Il y a quelque chose d’ulcérant à écouter Main basse sur la ville, à observer la médiocrité urbaine étalée à l’écran dans toute sa gloire putrescente. Le documentaire de Martin Frigon, projeté au Cinéma du Parc depuis la toute fin du mois de mars, lève le voile sur l’emprise des grandes compagnies sur le développement de Montréal et des banlieues.
À partir des années 1970, et peut-être même un peu avant, de grands groupes industriels, d’abord européens, investissent massivement dans la construction à Montréal, qu’il s’agisse de ses infrastructures, de ses immeubles à bureaux ou de ses complexes d’habitation. La métropole se modernise, certes, mais elle le fait trop rapidement, en détruisant des quartiers complets pour y bâtir des autoroutes ou la Maison de Radio-Canada, par exemple.
Presque un demi-siècle plus tard, si le développement urbain est un peu mieux encadré, le mal est fait: les terres agricoles ont disparu de l’île de Montréal, celles de Laval sont menacées de dézonage, et partout, on se trouve aux prises avec un réseau routier vieillissant et la multiplication des condos tout sauf conçus pour la vie de famille et de quartier, ce qui pousse les gens désirant une vie mieux adaptée à s’exiler dans les banlieues, et à ainsi consacrer de trop nombreuses heures à la conduite automobile.
« Le summum de l’évolution humaine, c’est un grand terrain asphalté, avec des lignes dessus, et une grande enseigne où l’on peut lire Costco, ou Canadian Tire », dit en substance l’anthropologue Serge Bouchard dans ce documentaire coup-de-poing qui vient confirmer que malgré toute la bonne volonté du monde, les villes appartiennent encore aux promoteurs, qu’ils soient propriétaires d’immeubles, entrepreneurs spécialisés en construction d’autoroutes, ou développeurs de terres en friche pour y planter la même maison en carton à des centaines de reprises.
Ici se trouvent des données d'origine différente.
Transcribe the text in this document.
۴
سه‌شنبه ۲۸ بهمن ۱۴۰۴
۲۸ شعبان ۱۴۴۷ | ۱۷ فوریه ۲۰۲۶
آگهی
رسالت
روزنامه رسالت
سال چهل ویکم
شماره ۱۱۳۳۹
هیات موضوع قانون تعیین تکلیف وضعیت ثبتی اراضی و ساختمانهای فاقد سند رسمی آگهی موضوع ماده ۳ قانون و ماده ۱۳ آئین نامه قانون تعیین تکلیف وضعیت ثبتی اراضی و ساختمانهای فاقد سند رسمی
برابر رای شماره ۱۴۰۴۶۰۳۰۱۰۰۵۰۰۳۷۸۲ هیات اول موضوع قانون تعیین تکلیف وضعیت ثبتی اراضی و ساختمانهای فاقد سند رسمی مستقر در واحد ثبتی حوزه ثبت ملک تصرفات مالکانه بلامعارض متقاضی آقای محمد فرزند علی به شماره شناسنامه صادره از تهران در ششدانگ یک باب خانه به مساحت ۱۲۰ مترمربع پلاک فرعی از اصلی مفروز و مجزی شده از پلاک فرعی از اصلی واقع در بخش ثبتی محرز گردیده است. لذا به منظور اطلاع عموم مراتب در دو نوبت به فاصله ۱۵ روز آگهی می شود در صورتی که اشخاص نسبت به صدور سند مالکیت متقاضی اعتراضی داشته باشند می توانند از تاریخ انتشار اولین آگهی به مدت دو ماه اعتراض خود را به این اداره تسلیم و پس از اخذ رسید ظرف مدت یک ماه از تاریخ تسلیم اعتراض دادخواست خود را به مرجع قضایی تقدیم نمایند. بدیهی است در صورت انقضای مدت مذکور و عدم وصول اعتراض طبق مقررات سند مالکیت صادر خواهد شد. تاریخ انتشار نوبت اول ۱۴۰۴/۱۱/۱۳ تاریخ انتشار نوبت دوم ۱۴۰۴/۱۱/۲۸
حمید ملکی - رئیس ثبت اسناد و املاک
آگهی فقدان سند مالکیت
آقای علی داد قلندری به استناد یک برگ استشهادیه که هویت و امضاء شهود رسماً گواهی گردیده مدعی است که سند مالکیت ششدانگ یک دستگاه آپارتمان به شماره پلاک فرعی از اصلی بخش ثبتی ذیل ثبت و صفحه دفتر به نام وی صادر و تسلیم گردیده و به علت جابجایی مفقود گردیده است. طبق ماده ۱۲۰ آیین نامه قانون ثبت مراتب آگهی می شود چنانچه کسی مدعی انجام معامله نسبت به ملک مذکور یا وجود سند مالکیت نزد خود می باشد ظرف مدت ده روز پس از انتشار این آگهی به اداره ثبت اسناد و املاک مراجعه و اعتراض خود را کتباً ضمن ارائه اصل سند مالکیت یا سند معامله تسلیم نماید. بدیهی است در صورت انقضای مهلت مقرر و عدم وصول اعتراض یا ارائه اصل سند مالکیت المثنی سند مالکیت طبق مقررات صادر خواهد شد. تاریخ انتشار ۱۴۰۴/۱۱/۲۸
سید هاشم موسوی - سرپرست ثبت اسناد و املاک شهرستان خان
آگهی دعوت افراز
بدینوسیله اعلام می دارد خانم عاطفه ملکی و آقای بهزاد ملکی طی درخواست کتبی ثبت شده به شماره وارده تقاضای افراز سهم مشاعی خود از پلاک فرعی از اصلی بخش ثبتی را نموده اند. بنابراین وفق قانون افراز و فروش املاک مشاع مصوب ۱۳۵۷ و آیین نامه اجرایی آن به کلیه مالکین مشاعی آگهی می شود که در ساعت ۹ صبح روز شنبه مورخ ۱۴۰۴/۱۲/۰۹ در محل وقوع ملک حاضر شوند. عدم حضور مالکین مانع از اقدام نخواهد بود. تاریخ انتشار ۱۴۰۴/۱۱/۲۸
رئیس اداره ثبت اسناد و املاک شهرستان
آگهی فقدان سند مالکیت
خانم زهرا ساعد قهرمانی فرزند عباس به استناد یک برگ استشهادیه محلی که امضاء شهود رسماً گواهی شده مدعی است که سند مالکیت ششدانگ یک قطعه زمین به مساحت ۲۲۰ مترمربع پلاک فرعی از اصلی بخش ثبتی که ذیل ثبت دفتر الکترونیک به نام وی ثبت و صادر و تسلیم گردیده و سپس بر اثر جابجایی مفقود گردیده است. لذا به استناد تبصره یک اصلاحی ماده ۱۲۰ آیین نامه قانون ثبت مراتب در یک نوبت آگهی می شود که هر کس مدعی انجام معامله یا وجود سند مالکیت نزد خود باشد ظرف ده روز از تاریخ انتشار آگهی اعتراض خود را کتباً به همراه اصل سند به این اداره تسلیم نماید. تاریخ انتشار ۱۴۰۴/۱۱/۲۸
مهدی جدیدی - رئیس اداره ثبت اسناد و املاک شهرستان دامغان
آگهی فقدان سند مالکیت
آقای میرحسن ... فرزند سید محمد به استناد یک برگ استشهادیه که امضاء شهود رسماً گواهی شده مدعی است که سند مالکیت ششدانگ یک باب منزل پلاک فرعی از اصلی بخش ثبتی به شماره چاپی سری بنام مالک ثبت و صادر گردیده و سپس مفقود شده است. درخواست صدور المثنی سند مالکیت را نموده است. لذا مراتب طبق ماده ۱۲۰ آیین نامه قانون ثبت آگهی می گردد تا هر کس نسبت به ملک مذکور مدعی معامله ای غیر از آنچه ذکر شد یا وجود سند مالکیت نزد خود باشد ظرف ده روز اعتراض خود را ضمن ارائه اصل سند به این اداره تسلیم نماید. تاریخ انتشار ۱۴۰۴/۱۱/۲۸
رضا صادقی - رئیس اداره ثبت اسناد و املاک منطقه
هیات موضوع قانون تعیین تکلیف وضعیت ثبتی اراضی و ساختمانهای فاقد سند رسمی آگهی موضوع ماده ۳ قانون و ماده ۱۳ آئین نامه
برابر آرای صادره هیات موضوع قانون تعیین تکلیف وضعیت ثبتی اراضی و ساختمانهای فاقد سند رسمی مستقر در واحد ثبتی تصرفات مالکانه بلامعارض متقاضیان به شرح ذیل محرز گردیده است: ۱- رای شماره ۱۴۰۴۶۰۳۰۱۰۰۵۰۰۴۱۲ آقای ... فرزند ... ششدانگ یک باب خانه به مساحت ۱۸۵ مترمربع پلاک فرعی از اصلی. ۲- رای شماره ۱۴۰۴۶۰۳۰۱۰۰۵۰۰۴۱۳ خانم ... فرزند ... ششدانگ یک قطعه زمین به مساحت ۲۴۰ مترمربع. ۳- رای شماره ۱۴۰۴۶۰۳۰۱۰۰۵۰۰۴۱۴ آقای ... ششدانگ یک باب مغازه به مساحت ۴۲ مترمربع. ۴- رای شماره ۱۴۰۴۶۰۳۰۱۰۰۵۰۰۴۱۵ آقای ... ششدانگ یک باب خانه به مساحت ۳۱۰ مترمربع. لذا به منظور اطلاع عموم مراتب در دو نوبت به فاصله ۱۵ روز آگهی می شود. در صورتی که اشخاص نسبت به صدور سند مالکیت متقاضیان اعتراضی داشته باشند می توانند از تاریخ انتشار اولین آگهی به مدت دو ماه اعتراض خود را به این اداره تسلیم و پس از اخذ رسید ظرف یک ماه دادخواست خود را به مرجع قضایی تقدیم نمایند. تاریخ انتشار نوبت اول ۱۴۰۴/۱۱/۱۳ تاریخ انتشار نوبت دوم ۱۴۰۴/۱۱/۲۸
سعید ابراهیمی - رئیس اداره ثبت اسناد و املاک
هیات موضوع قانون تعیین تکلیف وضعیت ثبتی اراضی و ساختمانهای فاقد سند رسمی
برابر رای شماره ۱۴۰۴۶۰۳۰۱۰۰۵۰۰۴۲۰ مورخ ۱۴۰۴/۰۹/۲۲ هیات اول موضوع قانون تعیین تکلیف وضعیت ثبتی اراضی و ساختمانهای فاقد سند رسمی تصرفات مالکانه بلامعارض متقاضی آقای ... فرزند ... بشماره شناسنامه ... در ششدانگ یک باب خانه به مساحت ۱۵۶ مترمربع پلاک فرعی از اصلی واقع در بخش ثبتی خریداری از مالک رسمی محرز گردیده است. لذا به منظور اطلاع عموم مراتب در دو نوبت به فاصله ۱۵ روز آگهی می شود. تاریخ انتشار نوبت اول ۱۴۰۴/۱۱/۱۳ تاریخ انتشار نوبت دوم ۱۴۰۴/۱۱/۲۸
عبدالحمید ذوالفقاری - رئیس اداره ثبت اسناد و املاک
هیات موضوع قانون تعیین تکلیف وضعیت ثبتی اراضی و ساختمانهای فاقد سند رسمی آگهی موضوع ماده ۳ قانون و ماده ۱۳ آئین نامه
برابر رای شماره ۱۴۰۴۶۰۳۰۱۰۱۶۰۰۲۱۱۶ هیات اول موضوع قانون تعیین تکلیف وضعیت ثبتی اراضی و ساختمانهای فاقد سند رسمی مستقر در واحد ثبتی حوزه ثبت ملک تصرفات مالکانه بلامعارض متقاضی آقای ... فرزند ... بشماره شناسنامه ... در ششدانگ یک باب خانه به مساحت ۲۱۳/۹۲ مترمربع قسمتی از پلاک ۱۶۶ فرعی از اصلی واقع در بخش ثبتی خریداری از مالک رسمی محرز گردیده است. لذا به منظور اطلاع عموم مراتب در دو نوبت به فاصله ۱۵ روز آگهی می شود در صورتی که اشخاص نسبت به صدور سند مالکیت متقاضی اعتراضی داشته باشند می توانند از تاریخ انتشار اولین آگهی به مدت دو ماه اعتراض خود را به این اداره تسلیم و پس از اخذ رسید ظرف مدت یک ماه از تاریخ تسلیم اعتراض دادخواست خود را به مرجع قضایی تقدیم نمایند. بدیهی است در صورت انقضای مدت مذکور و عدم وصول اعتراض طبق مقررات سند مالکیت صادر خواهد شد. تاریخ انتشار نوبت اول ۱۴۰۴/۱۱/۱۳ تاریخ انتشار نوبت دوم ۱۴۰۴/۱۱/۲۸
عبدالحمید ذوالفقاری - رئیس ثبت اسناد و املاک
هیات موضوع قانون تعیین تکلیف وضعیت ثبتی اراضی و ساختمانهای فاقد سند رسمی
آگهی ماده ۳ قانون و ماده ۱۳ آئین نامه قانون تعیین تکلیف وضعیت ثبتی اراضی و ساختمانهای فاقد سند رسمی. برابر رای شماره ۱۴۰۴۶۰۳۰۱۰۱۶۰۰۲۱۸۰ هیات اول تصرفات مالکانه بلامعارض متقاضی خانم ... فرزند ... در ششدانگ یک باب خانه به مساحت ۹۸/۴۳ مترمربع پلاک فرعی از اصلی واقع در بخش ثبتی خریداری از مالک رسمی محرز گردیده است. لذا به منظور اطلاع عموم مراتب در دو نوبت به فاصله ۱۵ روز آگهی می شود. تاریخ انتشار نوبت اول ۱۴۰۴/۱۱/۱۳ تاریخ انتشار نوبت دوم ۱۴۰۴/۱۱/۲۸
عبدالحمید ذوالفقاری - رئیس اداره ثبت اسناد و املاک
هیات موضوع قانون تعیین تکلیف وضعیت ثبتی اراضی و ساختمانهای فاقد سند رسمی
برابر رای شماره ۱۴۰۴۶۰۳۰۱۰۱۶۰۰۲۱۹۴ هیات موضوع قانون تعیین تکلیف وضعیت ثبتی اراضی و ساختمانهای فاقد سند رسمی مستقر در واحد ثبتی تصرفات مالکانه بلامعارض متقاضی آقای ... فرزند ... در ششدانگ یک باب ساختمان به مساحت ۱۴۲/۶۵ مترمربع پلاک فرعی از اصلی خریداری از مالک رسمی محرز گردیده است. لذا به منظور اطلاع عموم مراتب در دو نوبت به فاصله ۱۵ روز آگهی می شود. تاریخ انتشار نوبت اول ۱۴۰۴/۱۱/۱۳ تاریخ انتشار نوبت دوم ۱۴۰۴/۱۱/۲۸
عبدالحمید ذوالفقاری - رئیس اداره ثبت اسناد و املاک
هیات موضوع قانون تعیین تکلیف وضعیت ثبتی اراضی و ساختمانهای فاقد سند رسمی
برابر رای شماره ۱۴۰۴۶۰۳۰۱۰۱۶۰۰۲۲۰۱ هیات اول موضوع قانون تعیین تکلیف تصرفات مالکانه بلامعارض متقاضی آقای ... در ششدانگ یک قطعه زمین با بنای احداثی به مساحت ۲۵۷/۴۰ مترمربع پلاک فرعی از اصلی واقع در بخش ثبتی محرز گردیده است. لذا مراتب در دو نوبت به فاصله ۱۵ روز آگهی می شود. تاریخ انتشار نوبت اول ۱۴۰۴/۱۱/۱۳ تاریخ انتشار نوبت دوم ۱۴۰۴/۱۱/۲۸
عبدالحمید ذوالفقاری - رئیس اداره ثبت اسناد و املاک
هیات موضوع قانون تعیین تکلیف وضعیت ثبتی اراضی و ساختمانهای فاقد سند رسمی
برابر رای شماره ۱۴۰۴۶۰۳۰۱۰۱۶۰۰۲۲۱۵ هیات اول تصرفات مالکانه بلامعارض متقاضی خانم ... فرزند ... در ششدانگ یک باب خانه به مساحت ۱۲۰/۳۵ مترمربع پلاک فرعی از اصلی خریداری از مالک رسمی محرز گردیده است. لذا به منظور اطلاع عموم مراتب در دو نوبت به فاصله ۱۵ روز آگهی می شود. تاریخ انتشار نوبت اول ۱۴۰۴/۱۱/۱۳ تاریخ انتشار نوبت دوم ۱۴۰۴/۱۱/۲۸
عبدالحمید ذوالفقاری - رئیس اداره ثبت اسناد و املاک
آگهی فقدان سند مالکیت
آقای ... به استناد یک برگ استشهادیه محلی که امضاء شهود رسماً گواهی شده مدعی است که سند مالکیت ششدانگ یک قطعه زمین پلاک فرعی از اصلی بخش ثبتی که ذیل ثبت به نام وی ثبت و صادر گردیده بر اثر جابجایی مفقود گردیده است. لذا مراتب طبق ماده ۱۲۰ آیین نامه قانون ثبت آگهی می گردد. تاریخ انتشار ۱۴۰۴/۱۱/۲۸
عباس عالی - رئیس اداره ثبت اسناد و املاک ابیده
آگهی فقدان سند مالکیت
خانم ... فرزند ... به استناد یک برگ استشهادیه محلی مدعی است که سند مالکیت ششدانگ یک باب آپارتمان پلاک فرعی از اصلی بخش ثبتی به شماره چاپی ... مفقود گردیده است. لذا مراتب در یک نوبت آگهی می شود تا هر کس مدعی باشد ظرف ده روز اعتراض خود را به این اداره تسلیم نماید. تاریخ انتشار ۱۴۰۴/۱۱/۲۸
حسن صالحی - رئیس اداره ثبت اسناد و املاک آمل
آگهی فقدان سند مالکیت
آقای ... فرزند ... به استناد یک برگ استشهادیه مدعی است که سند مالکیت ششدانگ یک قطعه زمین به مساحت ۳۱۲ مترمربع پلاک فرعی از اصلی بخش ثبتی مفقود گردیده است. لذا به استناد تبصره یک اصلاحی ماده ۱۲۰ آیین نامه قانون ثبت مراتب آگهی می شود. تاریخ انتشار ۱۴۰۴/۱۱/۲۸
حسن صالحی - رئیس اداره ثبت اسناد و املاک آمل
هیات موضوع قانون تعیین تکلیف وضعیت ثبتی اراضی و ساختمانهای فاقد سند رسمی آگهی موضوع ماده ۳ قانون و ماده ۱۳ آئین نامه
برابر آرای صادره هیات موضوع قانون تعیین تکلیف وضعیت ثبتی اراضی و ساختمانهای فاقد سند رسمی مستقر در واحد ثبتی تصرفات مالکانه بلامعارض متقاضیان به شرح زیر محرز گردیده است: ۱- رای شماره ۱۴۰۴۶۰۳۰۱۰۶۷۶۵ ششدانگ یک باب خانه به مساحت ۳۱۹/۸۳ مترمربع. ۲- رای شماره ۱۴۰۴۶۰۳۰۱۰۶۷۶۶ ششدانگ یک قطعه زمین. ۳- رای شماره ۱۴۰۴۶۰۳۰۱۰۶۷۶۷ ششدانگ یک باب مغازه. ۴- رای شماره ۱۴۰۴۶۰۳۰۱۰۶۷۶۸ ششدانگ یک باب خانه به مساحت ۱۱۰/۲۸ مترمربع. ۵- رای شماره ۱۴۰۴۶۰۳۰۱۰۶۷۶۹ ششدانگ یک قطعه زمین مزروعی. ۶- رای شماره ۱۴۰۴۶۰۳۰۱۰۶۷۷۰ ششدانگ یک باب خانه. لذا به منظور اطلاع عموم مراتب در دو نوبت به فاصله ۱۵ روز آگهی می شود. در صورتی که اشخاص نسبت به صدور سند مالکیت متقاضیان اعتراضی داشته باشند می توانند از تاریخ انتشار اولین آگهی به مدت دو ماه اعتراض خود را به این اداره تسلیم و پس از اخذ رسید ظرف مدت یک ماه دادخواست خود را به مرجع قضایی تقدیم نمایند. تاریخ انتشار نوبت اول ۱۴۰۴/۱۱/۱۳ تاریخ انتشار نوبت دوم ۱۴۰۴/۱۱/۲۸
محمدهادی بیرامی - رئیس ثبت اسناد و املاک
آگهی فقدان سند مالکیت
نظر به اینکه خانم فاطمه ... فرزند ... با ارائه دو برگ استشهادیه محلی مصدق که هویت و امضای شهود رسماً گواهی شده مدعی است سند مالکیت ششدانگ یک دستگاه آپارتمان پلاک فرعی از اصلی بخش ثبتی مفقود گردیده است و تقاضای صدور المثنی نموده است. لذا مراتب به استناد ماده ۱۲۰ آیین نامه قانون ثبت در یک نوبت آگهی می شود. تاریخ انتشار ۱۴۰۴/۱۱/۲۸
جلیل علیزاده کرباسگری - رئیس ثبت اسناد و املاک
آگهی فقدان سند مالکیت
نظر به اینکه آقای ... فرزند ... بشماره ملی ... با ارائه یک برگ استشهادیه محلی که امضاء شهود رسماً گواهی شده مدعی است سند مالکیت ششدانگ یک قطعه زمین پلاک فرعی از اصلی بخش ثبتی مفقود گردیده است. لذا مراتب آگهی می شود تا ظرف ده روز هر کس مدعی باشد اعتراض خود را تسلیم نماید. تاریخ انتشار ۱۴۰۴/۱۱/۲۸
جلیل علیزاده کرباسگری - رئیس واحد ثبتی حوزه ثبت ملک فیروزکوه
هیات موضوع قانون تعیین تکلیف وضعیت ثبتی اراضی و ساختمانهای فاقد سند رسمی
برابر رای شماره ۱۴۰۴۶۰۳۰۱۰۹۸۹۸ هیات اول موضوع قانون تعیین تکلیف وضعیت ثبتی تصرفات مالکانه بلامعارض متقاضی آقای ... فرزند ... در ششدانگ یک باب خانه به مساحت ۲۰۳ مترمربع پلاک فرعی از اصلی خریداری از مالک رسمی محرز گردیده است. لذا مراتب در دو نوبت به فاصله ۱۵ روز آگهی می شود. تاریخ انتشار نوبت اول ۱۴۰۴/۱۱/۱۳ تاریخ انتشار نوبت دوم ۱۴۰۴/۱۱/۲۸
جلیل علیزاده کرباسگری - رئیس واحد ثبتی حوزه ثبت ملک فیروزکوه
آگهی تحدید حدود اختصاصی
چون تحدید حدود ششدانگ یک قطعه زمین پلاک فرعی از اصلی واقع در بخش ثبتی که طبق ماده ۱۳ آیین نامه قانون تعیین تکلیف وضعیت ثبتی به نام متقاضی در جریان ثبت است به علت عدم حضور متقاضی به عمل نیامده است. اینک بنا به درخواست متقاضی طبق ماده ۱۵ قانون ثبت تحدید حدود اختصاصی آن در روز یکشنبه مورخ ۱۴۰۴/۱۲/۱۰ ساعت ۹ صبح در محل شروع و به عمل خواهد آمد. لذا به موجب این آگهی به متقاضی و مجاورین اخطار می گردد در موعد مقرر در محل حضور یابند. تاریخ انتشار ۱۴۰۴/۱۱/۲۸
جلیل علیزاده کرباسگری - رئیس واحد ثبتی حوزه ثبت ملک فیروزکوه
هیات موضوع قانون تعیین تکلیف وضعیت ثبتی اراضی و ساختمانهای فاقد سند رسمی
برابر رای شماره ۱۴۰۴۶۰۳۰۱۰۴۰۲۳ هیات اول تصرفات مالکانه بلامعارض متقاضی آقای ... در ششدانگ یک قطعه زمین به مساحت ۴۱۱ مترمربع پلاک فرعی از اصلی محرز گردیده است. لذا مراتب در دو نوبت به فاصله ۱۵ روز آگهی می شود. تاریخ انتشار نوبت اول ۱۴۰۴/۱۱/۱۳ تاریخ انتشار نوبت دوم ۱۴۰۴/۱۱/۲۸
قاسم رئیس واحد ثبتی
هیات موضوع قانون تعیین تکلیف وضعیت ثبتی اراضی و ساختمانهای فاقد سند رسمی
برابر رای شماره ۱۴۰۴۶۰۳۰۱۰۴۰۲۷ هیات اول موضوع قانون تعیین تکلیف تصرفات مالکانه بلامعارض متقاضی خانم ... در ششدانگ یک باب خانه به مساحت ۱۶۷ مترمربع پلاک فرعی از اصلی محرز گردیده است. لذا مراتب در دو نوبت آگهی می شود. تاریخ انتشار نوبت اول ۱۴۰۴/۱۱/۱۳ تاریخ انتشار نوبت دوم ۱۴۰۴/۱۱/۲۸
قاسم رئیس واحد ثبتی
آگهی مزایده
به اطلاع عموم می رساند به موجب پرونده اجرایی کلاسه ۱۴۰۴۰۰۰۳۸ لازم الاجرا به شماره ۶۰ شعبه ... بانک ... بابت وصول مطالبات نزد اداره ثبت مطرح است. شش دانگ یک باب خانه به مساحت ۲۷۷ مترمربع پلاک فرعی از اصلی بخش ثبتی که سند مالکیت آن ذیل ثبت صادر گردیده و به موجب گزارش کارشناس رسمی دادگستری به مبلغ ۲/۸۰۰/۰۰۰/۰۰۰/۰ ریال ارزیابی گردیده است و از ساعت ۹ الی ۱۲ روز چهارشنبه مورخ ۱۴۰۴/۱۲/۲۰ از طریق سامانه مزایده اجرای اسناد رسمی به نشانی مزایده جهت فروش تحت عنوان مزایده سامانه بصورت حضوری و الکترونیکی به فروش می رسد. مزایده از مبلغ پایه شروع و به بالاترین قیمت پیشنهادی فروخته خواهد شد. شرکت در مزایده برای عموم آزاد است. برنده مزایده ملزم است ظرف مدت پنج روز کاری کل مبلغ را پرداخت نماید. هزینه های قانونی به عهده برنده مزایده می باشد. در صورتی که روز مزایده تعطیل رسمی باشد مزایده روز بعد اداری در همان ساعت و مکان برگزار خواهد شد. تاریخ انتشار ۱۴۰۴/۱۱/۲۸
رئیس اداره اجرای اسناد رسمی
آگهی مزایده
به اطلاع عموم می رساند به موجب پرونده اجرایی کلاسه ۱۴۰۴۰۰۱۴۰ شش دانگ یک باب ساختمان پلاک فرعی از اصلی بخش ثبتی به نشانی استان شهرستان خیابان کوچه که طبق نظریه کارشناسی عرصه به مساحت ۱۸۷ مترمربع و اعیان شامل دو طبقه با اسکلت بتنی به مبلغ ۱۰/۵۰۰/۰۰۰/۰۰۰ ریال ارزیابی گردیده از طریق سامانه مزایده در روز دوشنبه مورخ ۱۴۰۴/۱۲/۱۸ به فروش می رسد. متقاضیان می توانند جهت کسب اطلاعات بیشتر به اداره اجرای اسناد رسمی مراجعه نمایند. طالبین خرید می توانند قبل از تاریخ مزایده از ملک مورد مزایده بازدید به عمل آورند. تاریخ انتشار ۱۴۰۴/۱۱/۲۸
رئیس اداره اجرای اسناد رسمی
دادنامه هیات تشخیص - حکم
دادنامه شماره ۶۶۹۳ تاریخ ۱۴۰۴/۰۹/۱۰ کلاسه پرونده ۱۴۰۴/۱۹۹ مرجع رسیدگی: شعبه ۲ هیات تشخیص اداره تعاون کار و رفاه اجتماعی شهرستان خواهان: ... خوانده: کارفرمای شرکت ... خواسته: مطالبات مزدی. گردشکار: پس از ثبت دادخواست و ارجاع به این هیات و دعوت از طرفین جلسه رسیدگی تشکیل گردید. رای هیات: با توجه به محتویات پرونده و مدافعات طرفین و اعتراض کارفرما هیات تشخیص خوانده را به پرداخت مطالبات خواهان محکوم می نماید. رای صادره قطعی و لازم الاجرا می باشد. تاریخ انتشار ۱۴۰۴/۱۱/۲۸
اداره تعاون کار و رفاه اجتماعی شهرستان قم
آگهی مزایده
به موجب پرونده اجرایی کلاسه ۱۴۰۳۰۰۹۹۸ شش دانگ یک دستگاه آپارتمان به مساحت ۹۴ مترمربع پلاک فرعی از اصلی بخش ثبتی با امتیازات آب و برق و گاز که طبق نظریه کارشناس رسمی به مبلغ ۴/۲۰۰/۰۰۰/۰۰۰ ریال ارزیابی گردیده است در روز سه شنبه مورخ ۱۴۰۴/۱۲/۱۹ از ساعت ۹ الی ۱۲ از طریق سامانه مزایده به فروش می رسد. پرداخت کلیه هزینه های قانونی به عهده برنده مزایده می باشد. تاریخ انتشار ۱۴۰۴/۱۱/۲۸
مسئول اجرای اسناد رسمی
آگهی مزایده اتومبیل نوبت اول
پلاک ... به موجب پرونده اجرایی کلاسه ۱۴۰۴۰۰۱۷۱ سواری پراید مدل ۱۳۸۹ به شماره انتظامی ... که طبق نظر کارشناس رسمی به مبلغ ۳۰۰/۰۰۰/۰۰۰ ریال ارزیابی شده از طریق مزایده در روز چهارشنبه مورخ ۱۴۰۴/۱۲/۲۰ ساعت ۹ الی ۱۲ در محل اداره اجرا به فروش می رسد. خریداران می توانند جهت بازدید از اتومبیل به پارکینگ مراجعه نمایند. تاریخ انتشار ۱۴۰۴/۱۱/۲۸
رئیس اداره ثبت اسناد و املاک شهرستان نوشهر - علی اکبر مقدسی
S’appuyant sur le travail d’enquête du journaliste Henry Aubin pour justement identifier, il y a plusieurs décennies déjà, les véritables propriétaires d’une bonne partie de la métropole, Main basse sur la ville donne l’impression que la population s’est en grande partie résignée à payer des milliards de dollars, à chaque année, pour aller se perdre dans le trafic en raison d’une conception de l’urbanisme datant de l’époque des grands chantiers montréalais.
Immobilisme gouvernemental – surtout du côté du ministère des Transports -, laissez-faire des dirigeants, fatalisme des citoyens… À l’heure des « Smart Centres » où il faut embarquer dans son auto pour changer de magasin, à l’époque des maisons en rangées en banlieue avec la piscine et la thermopompe, au moment où l’on refuse de planifier plus loin que la prochaine campagne électorale lorsque vient le temps de construire pour l’avenir, faut-il encore s’étonner que certaines personnes s’insurgent qu’on leur interdise d’utiliser leur voiture pour traverser un parc? Ou que des habitants de Saint-Lambert, sur la rive sud de Montréal, avancent que la construction d’une piste cyclable attirera des criminels? Sommes-nous à ce point coincés dans un mode de vie destructeur sous tous les aspects (environnemental, économique, sociétal, psychologique) qu’il soit impensable de casser le moule du tout à l’auto?
Main basse sur la ville, c’est une gifle cinématographique, un grand portrait d’une durée pourtant réduite, mais qui atteint parfaitement son objectif. Reste à voir, ensuite, si la population sera suffisamment remontée – ou conscientisée, c’est selon – pour agir.